Rui Calçada Bastos understands how important secrecy is. The envelope as a wrapping, of a latent content, tells us nothing – it’s a façade. Many times, we don’t even see it here – lights project it, glass and photographs suggest it, like a spectre. When it does appear, it is in a delicate situation: suspended on a mail scale or supported by a compass frame, with a sharp spike, pointing northwards and to our gaze. Ducking down to open it is impossible. The spike would blind us. What enigma is this?
Perhaps it is the lack of it, the dread of aphasia, the anxiety of penetrating an object and having it tell us nothing, no purpose and no content – it just mirrors us and displays whatever we want it to signify. This reflection is literal in Bullet Point, a small correspondence desk, covered by the suggestion of an envelope in a mirrored glass, which appears reshaped in Love letter, love letter, go tell her, go tell her. Here, when we come closer, the mirror reflects us – when we wanted to unveil the secret, we see our image. Within the intimacy of the exhibition’s five works, under sultry, peripheral spotlights that make everything more intimate, the anxiety and the silent nightmare come true. This reading is perhaps due to my attempt to write a text that uselessly wants to unravel something or, more sensibly, approach it. To take her out of the nightmare and see her as a dream, an ethereal silence, ethereally suspended, may be the key to this approach. But to what extent does it reveal us the words when the envelopes are closed? False. Two of them are open. In Heavy Weightlessness (the title is in itself a contradiction), we read a message: “Still is the Unspoken Work/ The Word Unheard”. The word that says nothing, as if it were a skin. Everything is skin, lining, occlusion. According to the exhibition text, the phrase was inspired by T.S. Elliot’s Ash Wednesday, whose continuation is deleted here: “Where shall the word be found, where shall the word? /Resound? Not here, there is not enough silence”. In There are no walls between us, we see the process of constructing a message: someone digs a hole in the wall to insert a sealed envelope, where the title of the work is read on an enclosed paper. The context blasts the message. The evoked semantic transparency is broken by the actual space it is in. As in Love letter, love letter, go tell her, go tell her, where apparent envelopes unveil themselves in projections, through which we see the wall acting as a canvas. Spotlights sequentially tilted like a clock or compass. There is also mirrored glass underneath, perpendicular to the foci, making the compositions more like a computer, where an invisible email is projected (the envelope still has the Outlook icon). But nothing is revealed.

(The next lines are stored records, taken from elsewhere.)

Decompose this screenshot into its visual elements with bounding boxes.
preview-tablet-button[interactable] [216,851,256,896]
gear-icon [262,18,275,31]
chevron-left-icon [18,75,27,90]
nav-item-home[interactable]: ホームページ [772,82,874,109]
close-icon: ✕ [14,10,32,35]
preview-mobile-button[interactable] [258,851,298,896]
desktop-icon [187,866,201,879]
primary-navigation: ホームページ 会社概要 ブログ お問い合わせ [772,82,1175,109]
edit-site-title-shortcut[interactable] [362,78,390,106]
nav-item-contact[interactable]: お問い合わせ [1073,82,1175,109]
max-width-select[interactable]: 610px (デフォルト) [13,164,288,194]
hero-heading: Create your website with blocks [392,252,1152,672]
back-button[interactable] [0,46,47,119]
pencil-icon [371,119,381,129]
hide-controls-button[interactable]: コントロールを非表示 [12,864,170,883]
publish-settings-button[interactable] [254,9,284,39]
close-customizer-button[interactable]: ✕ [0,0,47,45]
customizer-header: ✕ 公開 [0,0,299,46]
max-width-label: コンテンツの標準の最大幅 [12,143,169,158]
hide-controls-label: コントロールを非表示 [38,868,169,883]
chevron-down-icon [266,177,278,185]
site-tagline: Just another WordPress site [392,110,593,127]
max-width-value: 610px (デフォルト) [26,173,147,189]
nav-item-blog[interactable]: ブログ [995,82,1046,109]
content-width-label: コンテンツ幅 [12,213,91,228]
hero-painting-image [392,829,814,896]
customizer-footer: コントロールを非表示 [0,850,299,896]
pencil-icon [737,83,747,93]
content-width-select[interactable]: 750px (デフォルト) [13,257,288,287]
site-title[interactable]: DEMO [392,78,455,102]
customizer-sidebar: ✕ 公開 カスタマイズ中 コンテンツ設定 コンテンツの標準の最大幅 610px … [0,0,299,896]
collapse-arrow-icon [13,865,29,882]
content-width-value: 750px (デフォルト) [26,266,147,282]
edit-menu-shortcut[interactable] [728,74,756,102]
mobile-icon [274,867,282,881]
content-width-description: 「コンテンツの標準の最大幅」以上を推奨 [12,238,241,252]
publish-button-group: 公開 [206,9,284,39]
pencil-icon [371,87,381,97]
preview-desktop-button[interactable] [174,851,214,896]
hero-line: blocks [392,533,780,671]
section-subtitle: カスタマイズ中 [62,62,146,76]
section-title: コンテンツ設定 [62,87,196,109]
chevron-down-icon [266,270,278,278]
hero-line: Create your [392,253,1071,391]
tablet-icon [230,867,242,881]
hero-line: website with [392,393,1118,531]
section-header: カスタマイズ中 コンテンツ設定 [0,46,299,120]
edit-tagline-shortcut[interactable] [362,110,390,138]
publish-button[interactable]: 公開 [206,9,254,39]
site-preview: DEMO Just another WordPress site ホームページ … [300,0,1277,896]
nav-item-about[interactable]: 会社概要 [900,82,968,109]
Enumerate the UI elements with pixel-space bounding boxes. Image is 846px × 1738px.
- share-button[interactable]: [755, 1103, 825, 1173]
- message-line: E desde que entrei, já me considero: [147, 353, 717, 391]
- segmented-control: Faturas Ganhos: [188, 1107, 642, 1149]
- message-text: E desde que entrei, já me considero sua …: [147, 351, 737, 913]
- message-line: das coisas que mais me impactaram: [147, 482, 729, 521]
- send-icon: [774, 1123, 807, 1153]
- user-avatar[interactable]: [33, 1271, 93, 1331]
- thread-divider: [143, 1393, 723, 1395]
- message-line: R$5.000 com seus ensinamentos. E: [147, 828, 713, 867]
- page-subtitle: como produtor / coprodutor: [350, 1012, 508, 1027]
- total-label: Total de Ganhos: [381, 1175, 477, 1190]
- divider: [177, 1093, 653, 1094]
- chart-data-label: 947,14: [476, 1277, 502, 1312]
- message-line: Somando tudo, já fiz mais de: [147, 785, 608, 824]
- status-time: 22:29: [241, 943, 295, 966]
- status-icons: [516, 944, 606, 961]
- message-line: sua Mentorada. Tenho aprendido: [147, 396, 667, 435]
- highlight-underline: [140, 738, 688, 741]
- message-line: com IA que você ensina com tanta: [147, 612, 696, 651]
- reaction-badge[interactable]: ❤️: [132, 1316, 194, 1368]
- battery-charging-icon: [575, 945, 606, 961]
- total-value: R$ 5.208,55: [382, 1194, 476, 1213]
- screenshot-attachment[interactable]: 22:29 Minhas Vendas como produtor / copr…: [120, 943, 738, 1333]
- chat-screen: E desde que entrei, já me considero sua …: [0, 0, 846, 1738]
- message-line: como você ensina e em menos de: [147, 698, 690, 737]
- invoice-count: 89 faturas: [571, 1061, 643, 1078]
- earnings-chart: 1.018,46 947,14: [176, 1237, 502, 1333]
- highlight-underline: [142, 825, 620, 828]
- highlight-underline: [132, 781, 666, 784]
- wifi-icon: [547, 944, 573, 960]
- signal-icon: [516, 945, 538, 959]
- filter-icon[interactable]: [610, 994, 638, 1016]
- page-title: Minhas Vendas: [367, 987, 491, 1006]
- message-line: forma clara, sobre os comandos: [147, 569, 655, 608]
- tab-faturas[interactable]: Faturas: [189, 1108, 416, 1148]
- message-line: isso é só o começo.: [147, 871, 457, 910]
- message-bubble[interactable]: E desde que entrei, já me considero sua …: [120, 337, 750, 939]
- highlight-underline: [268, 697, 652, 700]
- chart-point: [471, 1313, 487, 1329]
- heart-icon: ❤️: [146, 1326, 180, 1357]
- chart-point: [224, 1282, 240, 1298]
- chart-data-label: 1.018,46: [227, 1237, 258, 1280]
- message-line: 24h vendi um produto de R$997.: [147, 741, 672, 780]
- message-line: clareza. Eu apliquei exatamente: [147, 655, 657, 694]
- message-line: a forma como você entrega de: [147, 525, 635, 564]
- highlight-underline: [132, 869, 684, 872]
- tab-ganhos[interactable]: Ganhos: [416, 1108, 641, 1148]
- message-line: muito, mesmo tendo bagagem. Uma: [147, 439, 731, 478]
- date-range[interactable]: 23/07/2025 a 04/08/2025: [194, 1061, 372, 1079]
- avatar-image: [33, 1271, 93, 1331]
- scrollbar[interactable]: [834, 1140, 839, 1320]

Perhaps this is an exhibition about disillusionment, apathy. What will the message writing reveal if we are willing to receive it? What do the objects evoke when we see them inside this four-walled white cube? Probably an isolated moment of contemplation, dissipated on the way out of the gallery. But if there was disappointment, it does not come to fruition: the exhibition does not abandon us. Everything is too enigmatic for us to give up. After the fourth photograph of There Are No Walls Between Us, after the envelope placed on the wall, we see only a white light illuminating the gallery wall, a rectangular focus as a ghost of another absent photograph. It was halfway through the image, just as the works were halfway through their completion. The plot builds up to close at the last second. Have we lost the North that the compass wanted to point out? The spotlight illumination makes the objects gatekeepers of serious, baroque shadows. Rui Calçada Bastos must be fond of Maria Filomena Molder: the brightness seduces us; we must decipher the shadow and drama. I don’t know. The communication breakdown is all we need to know, ultimately. We have only the possibility, the imagination of what they could want to tell us, the hope of pinning down the words. Even then, what could they reveal? The silence? Not necessarily. Silence can cloak many things. Sometimes a timid love hides a vital condition that we are too dependent to admit. A reason for being and doing. Being intelligible, everything is too passionate: the communication difficulty is guided by minutely controlled points of contact. This keeps us going and finding out.
Perhaps the exhibition wants to be that first, embarrassed, secret love letter. “How can I find a way to make you see I love you, if words don’t come easy?”.
Words Don’t Come Easy by Rui Calçada Bastos is on show at Galeria Bruno Múrias until July 23.